In This Article:
This article is for investors who would like to improve their understanding of price to earnings ratios (P/E ratios). We'll show how you can use Nanyang Holdings Limited's (HKG:212) P/E ratio to inform your assessment of the investment opportunity. What is Nanyang Holdings's P/E ratio? Well, based on the last twelve months it is 9.37. That is equivalent to an earnings yield of about 10.7%.
View our latest analysis for Nanyang Holdings
How Do I Calculate A Price To Earnings Ratio?
The formula for price to earnings is:
Price to Earnings Ratio = Share Price ÷ Earnings per Share (EPS)
Or for Nanyang Holdings:
P/E of 9.37 = HK$51.85 ÷ HK$5.53 (Based on the year to June 2019.)
Is A High Price-to-Earnings Ratio Good?
The higher the P/E ratio, the higher the price tag of a business, relative to its trailing earnings. That isn't necessarily good or bad, but a high P/E implies relatively high expectations of what a company can achieve in the future.
How Does Nanyang Holdings's P/E Ratio Compare To Its Peers?
One good way to get a quick read on what market participants expect of a company is to look at its P/E ratio. You can see in the image below that the average P/E (6.0) for companies in the real estate industry is lower than Nanyang Holdings's P/E.
That means that the market expects Nanyang Holdings will outperform other companies in its industry. Clearly the market expects growth, but it isn't guaranteed. So investors should always consider the P/E ratio alongside other factors, such as whether company directors have been buying shares.
How Growth Rates Impact P/E Ratios
Earnings growth rates have a big influence on P/E ratios.
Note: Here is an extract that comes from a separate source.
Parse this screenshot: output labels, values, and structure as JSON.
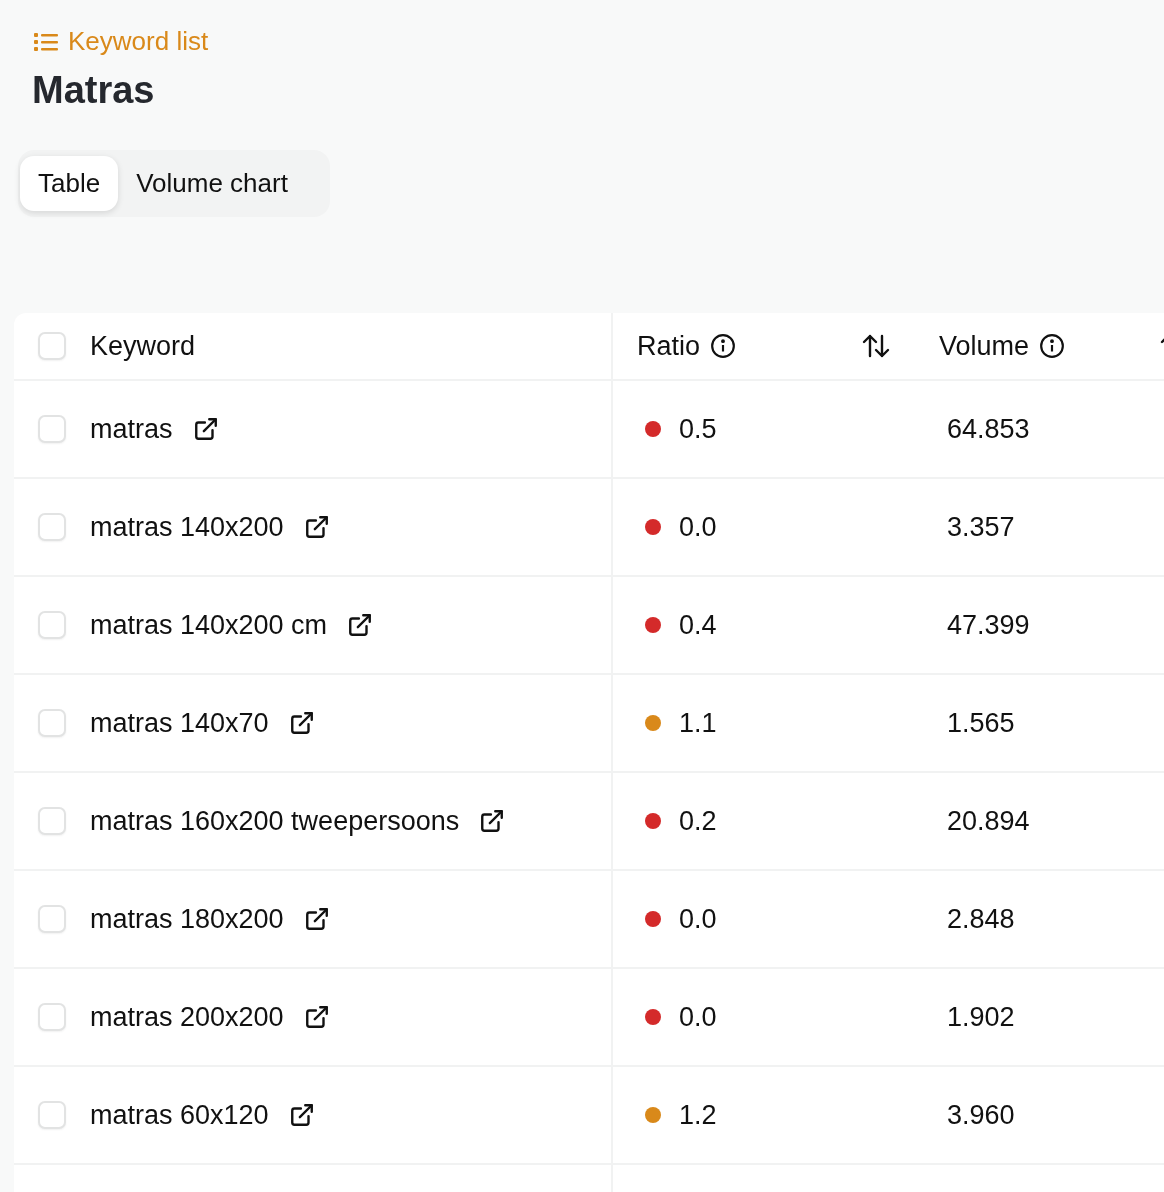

That's because companies that grow earnings per share quickly will rapidly increase the 'E' in the equation. That means even if the current P/E is high, it will reduce over time if the share price stays flat. Then, a lower P/E should attract more buyers, pushing the share price up.
Nanyang Holdings shrunk earnings per share by 57% over the last year. But it has grown its earnings per share by 24% per year over the last three years. And EPS is down 3.2% a year, over the last 5 years. This might lead to muted expectations.
A Limitation: P/E Ratios Ignore Debt and Cash In The Bank
The 'Price' in P/E reflects the market capitalization of the company. Thus, the metric does not reflect cash or debt held by the company. In theory, a company can lower its future P/E ratio by using cash or debt to invest in growth.
While growth expenditure doesn't always pay off, the point is that it is a good option to have; but one that the P/E ratio ignores.